We figure them words will make the 387 other companies in the content management market realize they might as well pack their bags and go home. Also, people whose products just author, store, or deliver XML must be feeling terribly inadequate in the face of this mellifluidity. [you sure that's right, Xavier? -Ed.]

I am just a bit puzzled at the product name; is their vision of XML's future just a little dystopic? At their trade show booths, they give out plastic eyeballs. These guys are just naturals for the wonderful wacky world of XML marketing.

But behind the marketing is some cutting-edge technology, you betcha:

BladeRunner transforms Microsoft Word and Interleaf's workgroup publishing system into valid XML authoring tools by generating a Word or Interleaf template from an XML Data Type Definition (DTD).

Communicating Graphically

We can always rely on our buddies over at the Graphic Communication Assocation, long-time foster parent of SGML, for some yuks. The main XML '98 page, which features a pair of giant buttocks looming over Chicago, says:

To See a XML version of this conference information, click here [shouldn't that be "an"? -Ed.]
So I clicked: another page, looks about the same, slightly smaller buttocks. Hmmm, this is XML? View Source says:

<!DOCTYPE HTML PUBLIC "-//SQ//DTD HTML 2.0
+ all extensions//EN" "hmpro3.dtd">
<HTML>
<HEAD>
<TITLE>XML98 - Technology Enabling Business on the Web
</TITLE></HEAD>
<BODY BGCOLOR="#ffffff">
<TABLE BORDER="0" align="center">

HoTMetaL Pro 3 does XML?!? Anyhow, the first botched XML wasn't until line 6, so maybe they're trying.

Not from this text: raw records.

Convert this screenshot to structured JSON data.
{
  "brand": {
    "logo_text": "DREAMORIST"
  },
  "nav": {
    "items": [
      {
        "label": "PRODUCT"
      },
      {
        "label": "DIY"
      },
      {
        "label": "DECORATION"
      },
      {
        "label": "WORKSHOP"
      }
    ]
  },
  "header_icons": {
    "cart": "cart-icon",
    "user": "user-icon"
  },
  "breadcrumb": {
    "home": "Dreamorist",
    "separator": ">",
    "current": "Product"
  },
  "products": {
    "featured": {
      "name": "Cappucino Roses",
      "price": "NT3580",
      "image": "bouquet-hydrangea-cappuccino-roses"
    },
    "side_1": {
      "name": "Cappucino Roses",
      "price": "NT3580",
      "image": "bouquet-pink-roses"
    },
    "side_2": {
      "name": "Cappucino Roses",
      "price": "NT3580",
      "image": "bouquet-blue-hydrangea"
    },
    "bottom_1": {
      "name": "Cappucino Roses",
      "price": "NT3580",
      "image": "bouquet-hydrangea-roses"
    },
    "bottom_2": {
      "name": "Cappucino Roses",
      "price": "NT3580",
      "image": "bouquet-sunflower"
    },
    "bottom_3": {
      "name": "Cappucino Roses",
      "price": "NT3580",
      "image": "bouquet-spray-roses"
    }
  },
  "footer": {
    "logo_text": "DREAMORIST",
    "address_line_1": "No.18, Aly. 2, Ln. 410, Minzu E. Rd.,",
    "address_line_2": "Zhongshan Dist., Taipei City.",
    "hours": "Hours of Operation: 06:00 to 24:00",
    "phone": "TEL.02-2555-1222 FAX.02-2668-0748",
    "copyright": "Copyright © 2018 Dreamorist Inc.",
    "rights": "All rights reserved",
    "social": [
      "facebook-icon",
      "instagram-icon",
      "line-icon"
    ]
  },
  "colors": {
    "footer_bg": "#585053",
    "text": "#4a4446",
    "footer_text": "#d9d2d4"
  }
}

I didn't have the strength to get through the whole page, but another loose-Lippser (thanks, big B.) pointed out this gem:

All Submissions must be made electronically in a clear text format which contains the recommended key fields ending with a colon (:). [Do they mean to capitalize the first two words of each sentence? -Ed.]
Just the thing for an XML conference, innit?

Puzzlin' Rumblin'

On the subject of that conference, we hear continuing rumbles of less-than-100%-cordial relations between the cabals organizing the two almost-but-not-quite-concurrent conferences advertised at that web page. In fact, I got a tip-off from a source buried deep inside the process, pointing out that "The logo for the Markup Technologies '98 conference is NOT <MT98/> and the folks at the GCA don't understand why it was even suggested." And, dear readers, I have to admit that I'm not 100% sure whether the point is that the Red team doesn't know what an element looks like, or the Blue team doesn't know they're being accused of emptiness... but watch this space.